Deshalb ist es ein Trick, um die alte Linie fortzuführen, nämlich die in Wahrheit ohnehin schon Begünstigten über Steuersenkungen immer weiter zu begünstigen. Das ist die wahre Strategie, die dahinter steckt, und das Vehikel der Debatte um Armut wird eigentlich nur missbraucht. Dagegen müssen wir uns wehren, das ist eine reale Gefahr.

(Beifall bei der SPD)

Es wird Sie nicht wundern, dass wir Sozialdemokraten weiter der Meinung sind, dass es notwendig ist, Mindestlöhne einzuführen. Es ist und bleibt unerträglich, dass auch in dieser Stadt Tausende von Menschen ganztags arbeiten und nicht in der Lage sind, von dieser Ganztagsarbeit ihren Lebensunterhalt zu finanzieren. Sie müssen bei der Stadt ankommen, die Hand aufhalten, Sozialhilfe beziehen und wir als Steuerzahler finanzieren das auch noch.

(Beifall bei der SPD und der LINKEN)

Auch aus einem anderen Grund ist es unerträglich, der jetzt schon bemerkbar ist. Die vielen Menschen, die durch die Niedriglöhne in Armutsverhältnisse gelangt sind, werden eine bittere Rechnung serviert bekommen, wenn sie in die Altersrente kommen, denn diese Niedriglöhne werden sich natürlich auch bei der Rentenzahlung bemerkbar machen. Das Ergebnis wird sein, dass sie, wenn sie davon nicht leben können, erneut bei der Stadt oder den Gemeinden stehen und sagen, wir brauchen ergänzende Unterstützung.

Meine Damen und Herren! Wenn Sie schon die Menschen wenig interessieren, die davon betroffen sind, so hat Sie in der Vergangenheit wenigstens interessiert, wenn der Staatssäckel belastet worden ist. Deshalb nehmen Sie zur Kenntnis, dass der Verzicht auf Mindestlöhne die Haushalte in Milliardenhöhe belastet und weiter belasten wird, wenn wir nicht gegensteuern.

(Beifall bei der SPD und bei Elisabeth Baum DIE LINKE)

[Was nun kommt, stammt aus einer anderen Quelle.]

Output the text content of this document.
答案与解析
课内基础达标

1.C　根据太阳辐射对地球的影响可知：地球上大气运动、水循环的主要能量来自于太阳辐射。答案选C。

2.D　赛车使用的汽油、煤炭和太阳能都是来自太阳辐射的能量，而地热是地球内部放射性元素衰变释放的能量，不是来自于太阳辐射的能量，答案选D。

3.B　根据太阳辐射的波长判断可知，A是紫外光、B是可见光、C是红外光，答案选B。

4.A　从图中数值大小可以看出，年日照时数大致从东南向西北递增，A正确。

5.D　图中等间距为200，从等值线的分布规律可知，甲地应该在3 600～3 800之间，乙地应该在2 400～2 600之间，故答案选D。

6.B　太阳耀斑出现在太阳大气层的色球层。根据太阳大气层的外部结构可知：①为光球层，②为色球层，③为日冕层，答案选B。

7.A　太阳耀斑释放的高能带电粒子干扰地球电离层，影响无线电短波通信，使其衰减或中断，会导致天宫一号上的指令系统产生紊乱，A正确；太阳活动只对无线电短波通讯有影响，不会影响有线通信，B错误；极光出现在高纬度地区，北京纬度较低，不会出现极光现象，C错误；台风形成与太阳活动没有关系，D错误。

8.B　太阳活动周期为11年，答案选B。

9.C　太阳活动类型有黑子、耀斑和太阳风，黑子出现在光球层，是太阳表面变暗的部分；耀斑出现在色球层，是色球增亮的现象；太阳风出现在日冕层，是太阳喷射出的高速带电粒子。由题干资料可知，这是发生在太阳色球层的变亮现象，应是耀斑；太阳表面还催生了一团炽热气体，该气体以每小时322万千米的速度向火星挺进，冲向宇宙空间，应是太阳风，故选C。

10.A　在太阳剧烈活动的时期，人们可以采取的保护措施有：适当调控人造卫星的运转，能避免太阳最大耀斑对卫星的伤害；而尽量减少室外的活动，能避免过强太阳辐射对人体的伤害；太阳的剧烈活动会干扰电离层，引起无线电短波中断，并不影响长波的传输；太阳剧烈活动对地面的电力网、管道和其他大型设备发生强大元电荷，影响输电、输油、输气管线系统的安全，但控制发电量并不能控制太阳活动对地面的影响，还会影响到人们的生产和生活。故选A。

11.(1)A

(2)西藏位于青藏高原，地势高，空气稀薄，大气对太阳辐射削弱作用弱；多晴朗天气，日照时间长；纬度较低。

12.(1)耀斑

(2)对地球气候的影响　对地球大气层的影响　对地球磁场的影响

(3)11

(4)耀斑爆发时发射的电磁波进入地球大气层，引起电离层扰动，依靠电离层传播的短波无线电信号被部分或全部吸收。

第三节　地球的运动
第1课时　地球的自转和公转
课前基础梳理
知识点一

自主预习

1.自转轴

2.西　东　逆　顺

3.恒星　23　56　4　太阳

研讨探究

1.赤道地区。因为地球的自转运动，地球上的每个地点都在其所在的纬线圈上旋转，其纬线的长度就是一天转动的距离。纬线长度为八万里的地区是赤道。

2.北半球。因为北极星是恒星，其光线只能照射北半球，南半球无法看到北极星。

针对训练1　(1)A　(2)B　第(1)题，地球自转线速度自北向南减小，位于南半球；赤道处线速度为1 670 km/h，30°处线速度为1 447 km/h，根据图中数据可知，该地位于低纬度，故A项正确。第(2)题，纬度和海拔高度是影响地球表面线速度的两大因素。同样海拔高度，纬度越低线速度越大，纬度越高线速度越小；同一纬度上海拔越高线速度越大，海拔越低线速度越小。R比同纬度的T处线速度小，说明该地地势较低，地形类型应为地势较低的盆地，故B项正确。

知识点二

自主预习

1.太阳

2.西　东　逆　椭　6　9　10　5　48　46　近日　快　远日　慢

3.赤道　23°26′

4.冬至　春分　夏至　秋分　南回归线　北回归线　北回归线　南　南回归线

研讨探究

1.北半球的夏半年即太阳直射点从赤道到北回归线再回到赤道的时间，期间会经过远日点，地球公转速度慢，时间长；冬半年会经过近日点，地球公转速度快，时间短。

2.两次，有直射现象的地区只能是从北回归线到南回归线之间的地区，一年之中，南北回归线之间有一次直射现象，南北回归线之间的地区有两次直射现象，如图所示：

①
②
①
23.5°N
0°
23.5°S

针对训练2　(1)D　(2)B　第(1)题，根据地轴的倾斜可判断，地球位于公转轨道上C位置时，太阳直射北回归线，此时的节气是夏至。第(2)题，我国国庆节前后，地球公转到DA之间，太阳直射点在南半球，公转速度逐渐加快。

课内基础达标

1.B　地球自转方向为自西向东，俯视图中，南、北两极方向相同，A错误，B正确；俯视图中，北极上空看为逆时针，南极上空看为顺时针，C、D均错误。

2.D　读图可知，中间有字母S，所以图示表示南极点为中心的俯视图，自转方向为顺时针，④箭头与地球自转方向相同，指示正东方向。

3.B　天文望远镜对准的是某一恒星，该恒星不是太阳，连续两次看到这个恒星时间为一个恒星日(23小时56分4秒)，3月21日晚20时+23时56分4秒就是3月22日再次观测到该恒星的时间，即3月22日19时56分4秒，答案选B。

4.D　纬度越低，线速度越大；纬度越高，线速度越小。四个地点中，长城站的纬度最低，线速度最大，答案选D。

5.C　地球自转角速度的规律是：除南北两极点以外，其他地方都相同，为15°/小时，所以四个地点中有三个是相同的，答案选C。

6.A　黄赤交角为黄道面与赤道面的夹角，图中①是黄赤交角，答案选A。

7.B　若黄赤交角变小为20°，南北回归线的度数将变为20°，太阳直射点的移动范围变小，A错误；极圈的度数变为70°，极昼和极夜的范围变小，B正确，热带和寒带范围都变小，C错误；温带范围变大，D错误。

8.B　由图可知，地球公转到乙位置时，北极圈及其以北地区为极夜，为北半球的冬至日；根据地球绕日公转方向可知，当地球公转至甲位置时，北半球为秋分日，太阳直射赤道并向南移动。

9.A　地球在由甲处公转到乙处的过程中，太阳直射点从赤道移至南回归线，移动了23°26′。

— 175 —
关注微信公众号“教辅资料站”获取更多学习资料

Wir haben Anlass, ganz konkret hinzuschauen, wo in der Stadt die Probleme am größten sind, und darauf kommt es uns Sozialdemokraten besonders an. Wir wissen vieles über die Armutsentwicklung im Bundesvergleich, wir wissen manches über Hamburg, wir wissen aber ganz wenig über die Quartiere, wie sich die Armutsentwicklung in den Stadtteilen auswirkt, welche Folgen das für die Lebenslagen der Menschen hat. Ich setze auf die Damen und Herren der GAL. Unsere Unterstützung werden Sie in diesem Punkt haben, an die Frage konsequent heranzugehen und endlich zu Fakten zu kommen, die uns helfen, die Probleme besser zu lösen. – Schönen Dank.